Besides these important applications, the method is often practiced to study protein-protein interaction, enzyme alteration, and enzyme silencing.
Role of site-directed mutagenesis in the CRISPR-CAS9:
Many ready-to-use mutagenesis kits exist in modern times for various purposes. One of the most important merits of site-directed mutagenesis is in gene editing, and CRISPR-CAS9.
One can introduce a point mutation in a model organism using both site-directed mutagenesis and CRISPR-CAS9.
Here, in the CRISPR-CAS9, the CAS9 is the nuclease, cleaves the DNA. Once it induces a double-stranded break, the mutation is inserted through the homologous-direct repair.
Ligase seals the nick. The newly altered gene is incorporated in a plasmid, incorporated in host cells, cultured and transformed. Read more on the homologous-direct repair (HDR): What is gene editing and CRISPR-CAS9?
Read related article: CRISPR-CAS9: step-by-step.
Advantages of SDM:
- The assay doesn’t need fancy methods of fluorescence chemistry.

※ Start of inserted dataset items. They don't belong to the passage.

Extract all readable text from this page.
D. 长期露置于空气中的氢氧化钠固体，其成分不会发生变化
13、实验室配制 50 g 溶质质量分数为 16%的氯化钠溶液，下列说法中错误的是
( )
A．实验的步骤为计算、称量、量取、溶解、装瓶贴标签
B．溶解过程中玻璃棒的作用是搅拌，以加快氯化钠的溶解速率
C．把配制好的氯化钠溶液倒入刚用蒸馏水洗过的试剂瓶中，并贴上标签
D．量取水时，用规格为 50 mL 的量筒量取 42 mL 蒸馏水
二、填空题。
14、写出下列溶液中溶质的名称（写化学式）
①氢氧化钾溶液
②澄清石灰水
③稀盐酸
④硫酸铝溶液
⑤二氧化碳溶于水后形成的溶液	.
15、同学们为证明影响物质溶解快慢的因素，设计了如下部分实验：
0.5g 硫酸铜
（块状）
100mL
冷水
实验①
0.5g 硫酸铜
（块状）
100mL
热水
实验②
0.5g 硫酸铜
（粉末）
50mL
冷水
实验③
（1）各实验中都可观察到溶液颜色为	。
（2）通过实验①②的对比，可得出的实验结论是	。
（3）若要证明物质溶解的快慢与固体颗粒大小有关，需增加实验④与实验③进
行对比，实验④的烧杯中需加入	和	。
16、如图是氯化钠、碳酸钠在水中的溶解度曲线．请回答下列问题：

Simple PCR modifications like nested PCR, inverse PCR or conventional PCR can do the job effectively.
- The technique is simple, rapid and accurate.
- It enables us to study a gene or protein structure and function.
- It is cost-effective too.
- Several polymerases are more error-prone and thus can incorporate an undesirable mutation at the non-specific location.
- The technique is a bit complex when it comes to nested PCR or inverse PCR.
Genetic experiments are lengthy, indeed but are worthwhile and that’s why researchers are constantly experimenting, finding new techniques and establishing new methods. Techniques of genetic sciences are certain sensitive too.
Huge experience and accurate working capabilities are required to perform. The SDM is one of those experiments.
Site-directed mutagenesis has its own importance in the field of gene editing and gene manipulation. It facilitates improvement in the wild-type genotype to produce a commercially important phenotype.
Notably, the use of nuclease is crucial to get success. site-directed mutagenesis is used in the knockout mice construction and gene knockout studies too.